On a similar topic, punctures are very common and knowing how to fix them will come in handy one day. Check out the below video from Cycling UK for guidance.
Saddle height is another important aspect to get right: if it’s too low you’ll find it hard to use your full pedalling range, but if it’s too high you’ll be straining. To find your optimum height, sit on the bike, place your heel on the pedal and pedal backwards to the six o’clock position. Your knee should be completely straight – if it’s bent you need to increase the height, if your heels loses contact with the pedal your need to lower the saddle.
Finally, be sure to clean your bike regularly. Hot soapy water and a sponge will do the trick for most parts, but for the drivetrain (cassette, chain, pedals and cranks) you’ll need a specialist degreaser.
In terms of clothing, lycra is not compulsory. For everyday cycling you don’t need specialist clothing – just think practically. Ensure you’re comfortable, and that nothing is going to get caught in the wheels.
That being said, it is helpful to have some pieces of kit. If you’re going to be riding in the dark a jacket with reflective panels is useful, gloves are useful in winter, and cycling sunglasses are good in summer. If you plan to leave the bike anywhere ensure you have a good lock – bike theft is very common – and, of course, you’ll always need a helmet.
Simoncelli also suggests investing in padded shorts to protect against chafing, mud or splash guards to protect you from getting wet in the rain, a waterproof jacket, and a multi tool for minor bike adjustments.
While navigating as a cyclist, planning ahead is key: avoid busy roads if you can, and have a general idea about your route. There are plenty of apps out there to help, such as Google Maps, CityCyclist and CycleStreets, and brands like Garmin sell devices that will read out instructions as you ride.
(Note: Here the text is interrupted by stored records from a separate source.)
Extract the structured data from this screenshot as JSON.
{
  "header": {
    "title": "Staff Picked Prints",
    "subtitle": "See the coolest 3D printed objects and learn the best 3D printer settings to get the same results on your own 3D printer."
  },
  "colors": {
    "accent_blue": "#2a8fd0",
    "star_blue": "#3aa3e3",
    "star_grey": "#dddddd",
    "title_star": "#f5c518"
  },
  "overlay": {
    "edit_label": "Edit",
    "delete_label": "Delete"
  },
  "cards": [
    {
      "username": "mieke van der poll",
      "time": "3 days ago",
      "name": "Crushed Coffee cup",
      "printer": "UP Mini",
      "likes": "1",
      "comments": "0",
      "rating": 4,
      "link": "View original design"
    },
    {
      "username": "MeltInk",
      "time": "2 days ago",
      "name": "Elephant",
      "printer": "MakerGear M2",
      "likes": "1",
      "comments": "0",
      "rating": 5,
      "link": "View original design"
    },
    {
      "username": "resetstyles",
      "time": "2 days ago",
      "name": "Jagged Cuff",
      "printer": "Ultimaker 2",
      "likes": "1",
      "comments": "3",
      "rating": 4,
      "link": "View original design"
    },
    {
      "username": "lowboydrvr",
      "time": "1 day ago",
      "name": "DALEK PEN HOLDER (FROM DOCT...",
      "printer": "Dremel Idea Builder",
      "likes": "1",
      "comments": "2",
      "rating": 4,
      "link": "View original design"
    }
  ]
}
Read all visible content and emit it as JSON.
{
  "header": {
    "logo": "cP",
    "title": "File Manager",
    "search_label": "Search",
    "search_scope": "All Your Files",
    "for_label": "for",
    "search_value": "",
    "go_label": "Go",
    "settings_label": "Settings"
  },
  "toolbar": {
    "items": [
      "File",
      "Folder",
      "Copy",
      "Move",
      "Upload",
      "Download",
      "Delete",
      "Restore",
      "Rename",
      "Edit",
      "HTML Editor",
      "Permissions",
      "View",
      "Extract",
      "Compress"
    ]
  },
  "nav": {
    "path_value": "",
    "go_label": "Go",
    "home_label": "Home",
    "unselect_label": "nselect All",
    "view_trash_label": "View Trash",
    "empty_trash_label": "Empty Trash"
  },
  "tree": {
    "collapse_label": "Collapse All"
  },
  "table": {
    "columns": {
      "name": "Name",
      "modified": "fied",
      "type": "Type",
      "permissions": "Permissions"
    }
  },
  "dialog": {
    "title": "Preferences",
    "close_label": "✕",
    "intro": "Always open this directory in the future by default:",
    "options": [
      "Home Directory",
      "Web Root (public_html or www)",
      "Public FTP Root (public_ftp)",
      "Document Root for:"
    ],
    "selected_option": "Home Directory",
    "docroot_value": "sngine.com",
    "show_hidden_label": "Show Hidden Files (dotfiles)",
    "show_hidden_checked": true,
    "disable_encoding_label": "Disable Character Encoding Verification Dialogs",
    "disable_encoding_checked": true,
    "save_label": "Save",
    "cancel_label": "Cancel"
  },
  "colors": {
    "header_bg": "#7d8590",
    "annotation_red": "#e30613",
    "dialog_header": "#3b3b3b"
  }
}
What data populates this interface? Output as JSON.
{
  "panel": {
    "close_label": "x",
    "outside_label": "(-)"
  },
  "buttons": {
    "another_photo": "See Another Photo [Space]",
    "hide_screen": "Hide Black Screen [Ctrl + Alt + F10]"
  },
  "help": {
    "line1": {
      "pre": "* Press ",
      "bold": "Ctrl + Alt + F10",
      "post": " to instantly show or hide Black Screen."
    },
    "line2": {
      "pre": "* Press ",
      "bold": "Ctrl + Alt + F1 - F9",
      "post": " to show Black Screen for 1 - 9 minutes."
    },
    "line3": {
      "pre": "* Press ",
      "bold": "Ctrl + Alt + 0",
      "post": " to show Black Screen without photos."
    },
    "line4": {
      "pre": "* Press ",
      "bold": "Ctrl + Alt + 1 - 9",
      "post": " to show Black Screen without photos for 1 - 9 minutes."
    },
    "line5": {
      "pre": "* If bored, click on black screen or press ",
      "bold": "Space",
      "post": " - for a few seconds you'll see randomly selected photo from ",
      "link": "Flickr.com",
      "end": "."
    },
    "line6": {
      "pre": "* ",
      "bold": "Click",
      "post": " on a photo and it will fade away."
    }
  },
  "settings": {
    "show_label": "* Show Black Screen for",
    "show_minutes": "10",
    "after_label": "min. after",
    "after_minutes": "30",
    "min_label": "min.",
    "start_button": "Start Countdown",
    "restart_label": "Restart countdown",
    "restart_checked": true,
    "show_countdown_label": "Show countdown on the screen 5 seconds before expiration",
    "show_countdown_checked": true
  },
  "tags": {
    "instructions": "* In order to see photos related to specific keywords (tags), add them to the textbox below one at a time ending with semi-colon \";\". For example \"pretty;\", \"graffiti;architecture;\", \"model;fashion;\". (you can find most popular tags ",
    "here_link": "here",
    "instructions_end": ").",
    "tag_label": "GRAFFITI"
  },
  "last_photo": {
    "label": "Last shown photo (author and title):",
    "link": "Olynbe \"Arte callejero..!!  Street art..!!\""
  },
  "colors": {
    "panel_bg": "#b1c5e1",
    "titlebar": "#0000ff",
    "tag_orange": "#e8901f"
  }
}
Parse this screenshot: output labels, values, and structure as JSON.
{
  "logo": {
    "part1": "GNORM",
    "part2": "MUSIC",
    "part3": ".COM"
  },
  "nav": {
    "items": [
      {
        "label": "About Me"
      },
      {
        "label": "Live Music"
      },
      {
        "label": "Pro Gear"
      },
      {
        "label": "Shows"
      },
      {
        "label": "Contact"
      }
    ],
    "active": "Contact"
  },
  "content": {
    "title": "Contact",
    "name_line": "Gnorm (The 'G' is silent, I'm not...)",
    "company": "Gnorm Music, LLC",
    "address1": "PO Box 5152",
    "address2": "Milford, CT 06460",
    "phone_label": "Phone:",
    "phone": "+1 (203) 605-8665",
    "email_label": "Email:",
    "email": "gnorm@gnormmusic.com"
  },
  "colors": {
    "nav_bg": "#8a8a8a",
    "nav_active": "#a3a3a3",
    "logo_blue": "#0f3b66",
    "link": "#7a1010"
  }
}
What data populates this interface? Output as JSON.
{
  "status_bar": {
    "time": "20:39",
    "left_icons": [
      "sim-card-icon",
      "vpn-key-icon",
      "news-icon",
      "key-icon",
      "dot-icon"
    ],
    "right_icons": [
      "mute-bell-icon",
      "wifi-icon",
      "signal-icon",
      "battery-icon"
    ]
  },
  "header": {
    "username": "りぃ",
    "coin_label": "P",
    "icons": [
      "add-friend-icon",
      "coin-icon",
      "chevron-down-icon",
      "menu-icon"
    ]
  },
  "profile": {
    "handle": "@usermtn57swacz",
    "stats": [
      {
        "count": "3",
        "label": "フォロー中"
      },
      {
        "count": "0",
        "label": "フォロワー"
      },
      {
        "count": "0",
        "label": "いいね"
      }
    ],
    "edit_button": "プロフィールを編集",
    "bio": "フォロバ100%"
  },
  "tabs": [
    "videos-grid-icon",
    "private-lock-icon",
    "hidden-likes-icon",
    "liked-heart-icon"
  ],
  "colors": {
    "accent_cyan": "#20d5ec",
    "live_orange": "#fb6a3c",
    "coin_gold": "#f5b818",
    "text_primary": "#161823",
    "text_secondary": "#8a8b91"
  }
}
Next up: the actual cycling. Many of us are digging out bikes we haven’t ridden for years, so you might be a bit rusty at first – but it won’t be long before you feel confident again. ‘Pedalling rhythm is key,’ says Simoncelli. ‘Aim for smooth, not too fast or too hard to push. Around 80 to 100 revolutions per minute is ideal. When cornering, ensure your inside pedal is up so you don’t catch it on the road. And the rain, corner with a more upright position and cycle slower as there is a longer braking time.’